“Slow.” “Bureaucratic.” “Out-of-date.”
Just a few of the words I’ve recently heard or read used to describe ITIL®.
Could it be because no one has really implemented ITIL?
So before the world reminds me that we don’t “implement ITIL”, we implement “IT Service Management based on ITIL”, hear me out. Is ITIL really too bureaucratic and out-of-date, or is it that few have really implemented ITIL? Allow me to elaborate.
In my experience, the typical ITSM implementation based on ITIL looks something like this:
- Incident Management
- Service Desk
- Change Management (well, sort of)
Some organizations may have rolled out some kind of Problem Management process or Request Fulfillment process.
Some organizations may have implemented what they are calling a Service Catalog, although that “Service Catalog” is actually a Service Request Catalog.
Some organizations have implemented a CMDB, which is often created as an output of a discovery tool. The discovery tool does a fantastic job of discovering anything that is attached to the network and collecting all sorts of information, most of which we really don’t need (or want!) to manage within a CMDB. Perhaps rudimentary, serially-defined relationships are discovered (which is to say that whatever the discovery found next must have a relationship to what was found immediately before). The assumption is that anything that is discovered is a Configuration Item (not necessarily true).
In my experience, the focus of most ITSM implementations are on the day-to-day operational aspects of an IT organization-and not much else.
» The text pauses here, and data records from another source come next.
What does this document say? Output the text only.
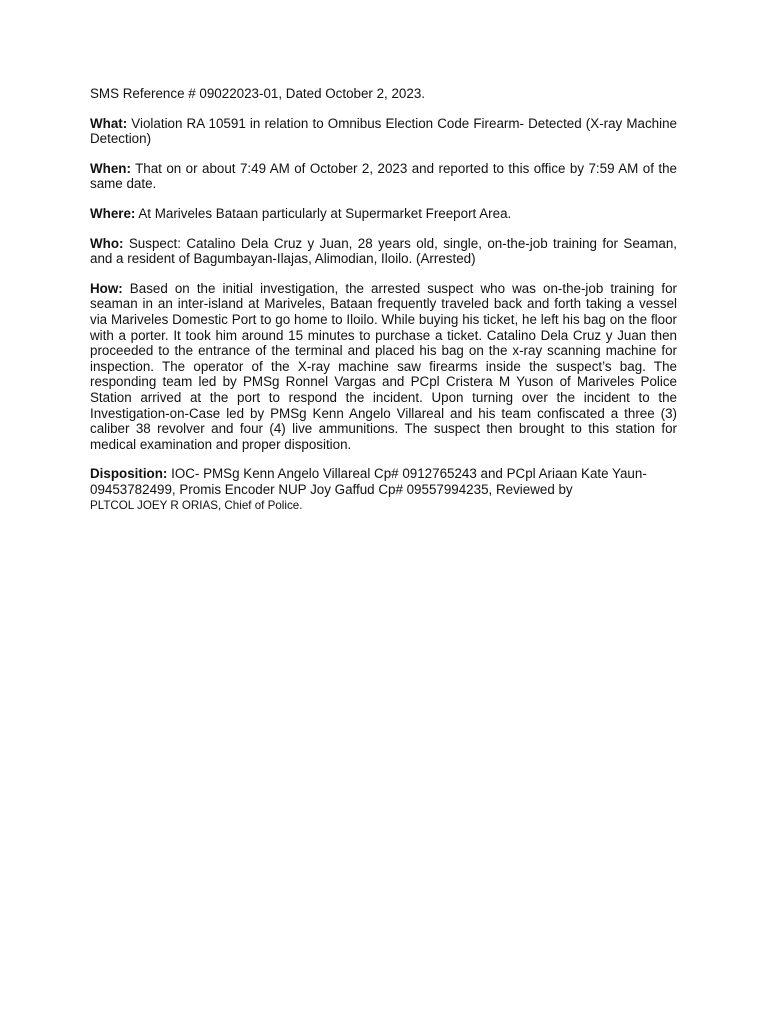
SMS Reference # 09022023-01, Dated October 2, 2023.

What: Violation RA 10591 in relation to Omnibus Election Code Firearm- Detected (X-ray Machine Detection)

When: That on or about 7:49 AM of October 2, 2023 and reported to this office by 7:59 AM of the same date.

Where: At Mariveles Bataan particularly at Supermarket Freeport Area.

Who: Suspect: Catalino Dela Cruz y Juan, 28 years old, single, on-the-job training for Seaman, and a resident of Bagumbayan-Ilajas, Alimodian, Iloilo. (Arrested)

How: Based on the initial investigation, the arrested suspect who was on-the-job training for seaman in an inter-island at Mariveles, Bataan frequently traveled back and forth taking a vessel via Mariveles Domestic Port to go home to Iloilo. While buying his ticket, he left his bag on the floor with a porter. It took him around 15 minutes to purchase a ticket. Catalino Dela Cruz y Juan then proceeded to the entrance of the terminal and placed his bag on the x-ray scanning machine for inspection. The operator of the X-ray machine saw firearms inside the suspect’s bag. The responding team led by PMSg Ronnel Vargas and PCpl Cristera M Yuson of Mariveles Police Station arrived at the port to respond the incident. Upon turning over the incident to the Investigation-on-Case led by PMSg Kenn Angelo Villareal and his team confiscated a three (3) caliber 38 revolver and four (4) live ammunitions. The suspect then brought to this station for medical examination and proper disposition.

Disposition: IOC- PMSg Kenn Angelo Villareal Cp# 0912765243 and PCpl Ariaan Kate Yaun- 09453782499, Promis Encoder NUP Joy Gaffud Cp# 09557994235, Reviewed by
PLTCOL JOEY R ORIAS, Chief of Police.
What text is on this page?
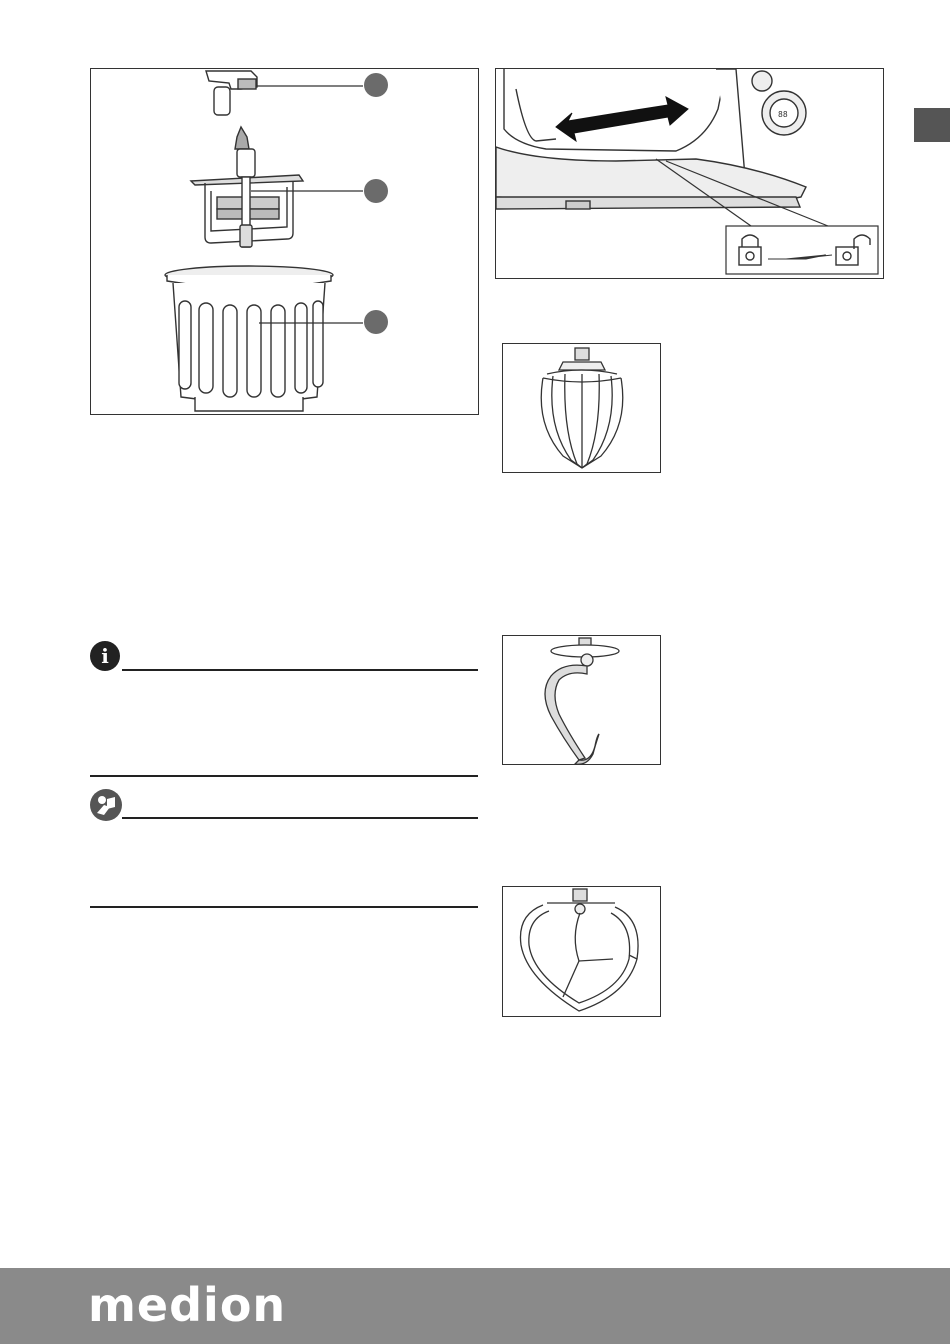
88
i
medion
Of the 26 processes defined by ITIL, most organizations attempt to implement only three to six of those processes. The processes that are implemented are primarily focused around IT operations.
If you think about it, it’s like the old “cart and horse” story, but with a twist. Many ITSM implementations worry about making sure that the cart is ready for use, but ignore the fact that a horse is also needed.
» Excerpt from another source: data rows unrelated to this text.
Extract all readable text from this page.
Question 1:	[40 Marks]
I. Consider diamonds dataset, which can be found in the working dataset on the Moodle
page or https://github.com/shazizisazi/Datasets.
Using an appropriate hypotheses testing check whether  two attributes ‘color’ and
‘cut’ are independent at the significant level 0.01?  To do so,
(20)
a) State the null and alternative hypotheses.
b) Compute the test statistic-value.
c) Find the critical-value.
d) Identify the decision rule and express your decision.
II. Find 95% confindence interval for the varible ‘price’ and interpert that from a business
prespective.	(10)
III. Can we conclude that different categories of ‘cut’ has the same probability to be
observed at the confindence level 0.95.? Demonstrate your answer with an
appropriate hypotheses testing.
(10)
I’m not suggesting that an organization arbitrarily implement all 26 processes. However, if you’re basing your ITSM implementation on ITIL and if some thought isn’t given to the other aspects of the service lifecycle, then the implementation will eventually begin to struggle, will not evolve, and will ultimately fail to deliver on the should-have-been value of an ITSM implementation.
What I am suggesting is to follow a “adopt and adapt” approach. Adopt the concept, and adapt it to meet the unique needs of your organization. So, if we are to adopt the approach that ITIL suggests, then that means we must consider each area of the service lifecycle.
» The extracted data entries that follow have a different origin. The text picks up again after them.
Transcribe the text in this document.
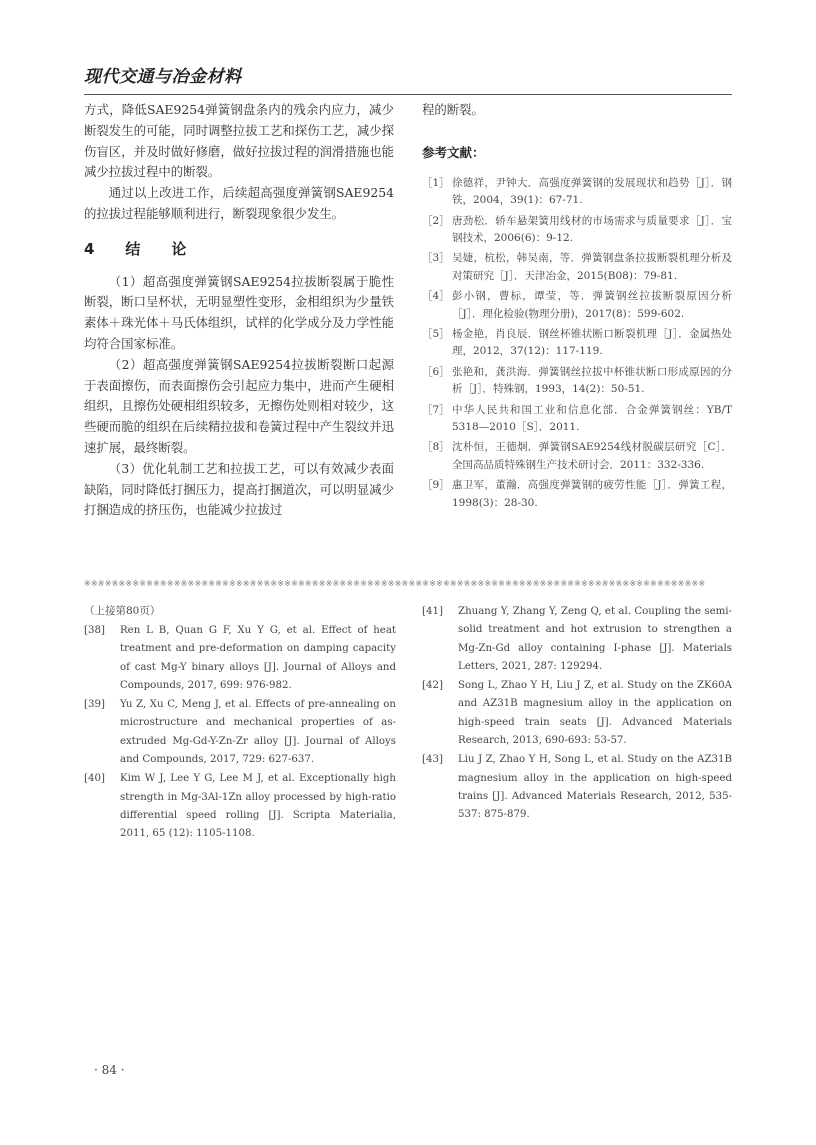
现代交通与冶金材料

方式，降低SAE9254弹簧钢盘条内的残余内应力，减少断裂发生的可能，同时调整拉拔工艺和探伤工艺，减少探伤盲区，并及时做好修磨，做好拉拔过程的润滑措施也能减少拉拔过程中的断裂。

通过以上改进工作，后续超高强度弹簧钢SAE9254的拉拔过程能够顺利进行，断裂现象很少发生。

4　结　论

（1）超高强度弹簧钢SAE9254拉拔断裂属于脆性断裂，断口呈杯状，无明显塑性变形，金相组织为少量铁素体＋珠光体＋马氏体组织，试样的化学成分及力学性能均符合国家标准。

（2）超高强度弹簧钢SAE9254拉拔断裂断口起源于表面擦伤，而表面擦伤会引起应力集中，进而产生硬相组织，且擦伤处硬相组织较多，无擦伤处则相对较少，这些硬而脆的组织在后续精拉拔和卷簧过程中产生裂纹并迅速扩展，最终断裂。

（3）优化轧制工艺和拉拔工艺，可以有效减少表面缺陷，同时降低打捆压力，提高打捆道次，可以明显减少打捆造成的挤压伤，也能减少拉拔过

程的断裂。
参考文献：
［1］ 徐德祥，尹钟大．高强度弹簧钢的发展现状和趋势［J］．钢铁，2004，39(1)：67-71.
［2］ 唐劲松．轿车悬架簧用线材的市场需求与质量要求［J］．宝钢技术，2006(6)：9-12.
［3］ 吴婕，杭松，韩吴南，等．弹簧钢盘条拉拔断裂机理分析及对策研究［J］．天津冶金，2015(B08)：79-81.
［4］ 彭小钢，曹标，谭莹，等．弹簧钢丝拉拔断裂原因分析［J］．理化检验(物理分册)，2017(8)：599-602.
［5］ 杨金艳，肖良辰．钢丝杯锥状断口断裂机理［J］．金属热处理，2012，37(12)：117-119.
［6］ 张艳和，龚洪海．弹簧钢丝拉拔中杯锥状断口形成原因的分析［J］．特殊钢，1993，14(2)：50-51.
［7］ 中华人民共和国工业和信息化部．合金弹簧钢丝：YB/T 5318—2010［S］．2011.
［8］ 沈朴恒，王德炯．弹簧钢SAE9254线材脱碳层研究［C］．全国高品质特殊钢生产技术研讨会．2011：332-336.
［9］ 惠卫军，董瀚．高强度弹簧钢的疲劳性能［J］．弹簧工程，1998(3)：28-30.
※※※※※※※※※※※※※※※※※※※※※※※※※※※※※※※※※※※※※※※※※※※※※※※※※※※※※※※※※※※※※※※※※※※※※※※※※※※※※※※※※※※※※※※※※※
（上接第80页）
[38]	Ren L B, Quan G F, Xu Y G, et al. Effect of heat treatment and pre-deformation on damping capacity of cast Mg-Y binary alloys [J]. Journal of Alloys and Compounds, 2017, 699: 976-982.
[39]	Yu Z, Xu C, Meng J, et al. Effects of pre-annealing on microstructure and mechanical properties of as-extruded Mg-Gd-Y-Zn-Zr alloy [J]. Journal of Alloys and Compounds, 2017, 729: 627-637.
[40]	Kim W J, Lee Y G, Lee M J, et al. Exceptionally high strength in Mg-3Al-1Zn alloy processed by high-ratio differential speed rolling [J]. Scripta Materialia, 2011, 65 (12): 1105-1108.
[41]	Zhuang Y, Zhang Y, Zeng Q, et al. Coupling the semi-solid treatment and hot extrusion to strengthen a Mg-Zn-Gd alloy containing I-phase [J]. Materials Letters, 2021, 287: 129294.
[42]	Song L, Zhao Y H, Liu J Z, et al. Study on the ZK60A and AZ31B magnesium alloy in the application on high-speed train seats [J]. Advanced Materials Research, 2013, 690-693: 53-57.
[43]	Liu J Z, Zhao Y H, Song L, et al. Study on the AZ31B magnesium alloy in the application on high-speed trains [J]. Advanced Materials Research, 2012, 535-537: 875-879.
· 84 ·
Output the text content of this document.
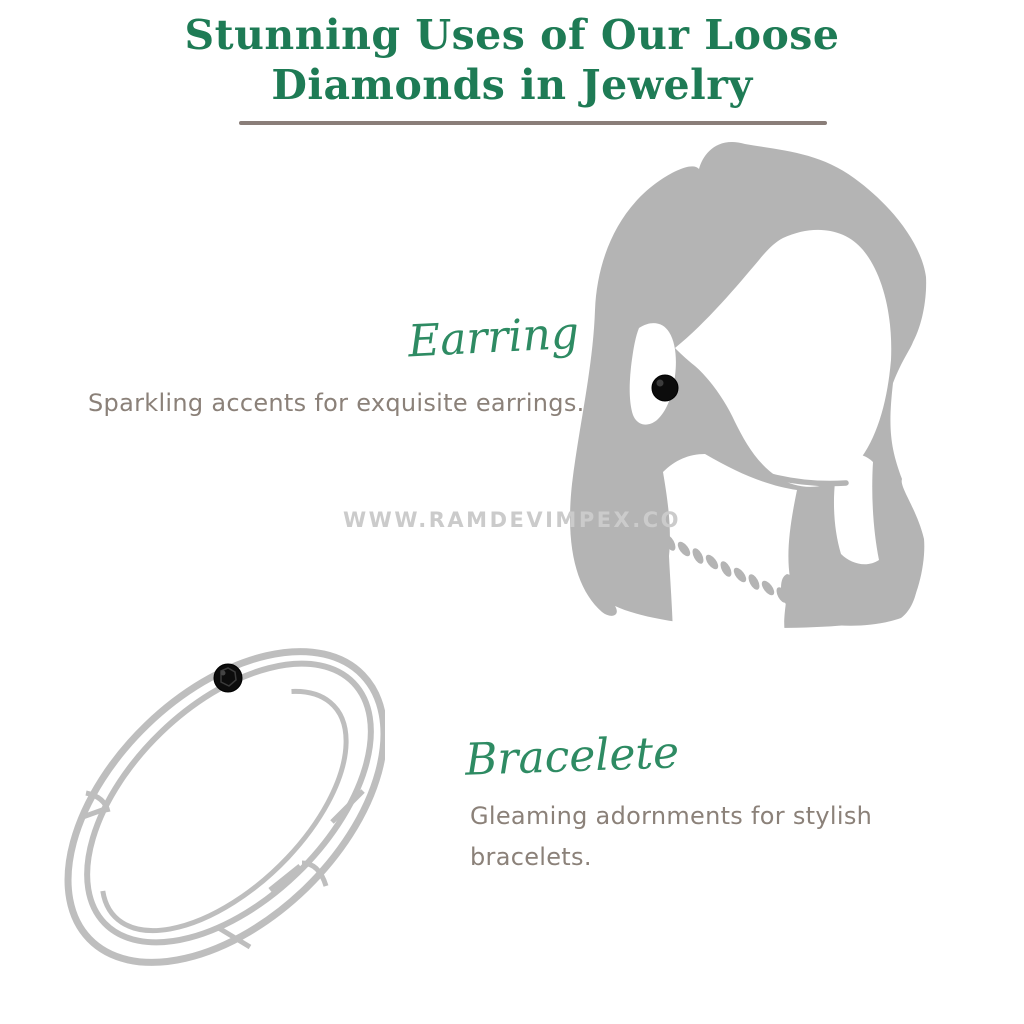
Stunning Uses of Our Loose
Diamonds in Jewelry
Earring
Sparkling accents for exquisite earrings.
WWW.RAMDEVIMPEX.CO
Bracelete
Gleaming adornments for stylish
bracelets.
Service Strategy – What does our business need from IT in order to be successful? What services does the business need, and what is IT’s capability for delivering those services? Is anyone at the executive management level aware of and supporting our ITSM efforts? Has a plan been developed, documented, and agreed that defines the why, who, what, how, and when of the ITSM implementation? Is this plan regularly and periodically reviewed and adjusted as necessary?
Service Design—One of the most frequently encountered mistakes I see is a rush to draft Service Level Agreements (see my blog, “Do you really need a SLA?”). What I usually find are three flaws:
- Services have not been defined and agreed
- No consideration has been given to the fact that the organization has critical dependencies on external suppliers in order to deliver Services
- Metrics have not been defined that reflect business-relevant (not just IT ) measurements
Service Transition – Change Management has three purposes – ensure that the appropriate model for managing a change has been utilized, communicating changes, and scheduling changes so that they don’t collide with one another. Change Management was never intended to be a bureaucratic exercise, but because other aspects of Service Transition do not get addressed, Change Management often is burdened with additional responsibility. For example, in the absence of a formal Release Management process, Change Management often gets tagged with understanding and tracking all of the elements of a build. In the absence of formal Service Validation and Testing, Change Management gets stuck with ensuring that testing and quality assurance has been done.
Continual Service Improvement – Too often, ITSM implementations are treated as “one-and-done” endeavors. I have long said that one of the reasons why to implement ITSM is to establish an approach for continual improvement. The business that you work for today is not the same business it was five years ago, or even one year ago. We need a way to evolve alongside our business. We need a way to identify and implement the right improvements.
I will be among the first to agree ITIL is far from perfect (what is perfect?), but ITIL must be thought of as an ecosystem. Understanding how implementation decisions impact the overall viability of the ecosystem is crucial. Do you need to formally define and implement processes from each phase of the service lifecycle? Perhaps. Or perhaps not. Regardless, you should define – and document – the approach you intend to follow to adopt and adapt and how you intend to address each phase of the service lifecycle. If you do this, coupled with an approach of continual improvement, your ITSM implementation based on ITIL (or whatever methodology (or methodologies) you choose) has a greater chance for success.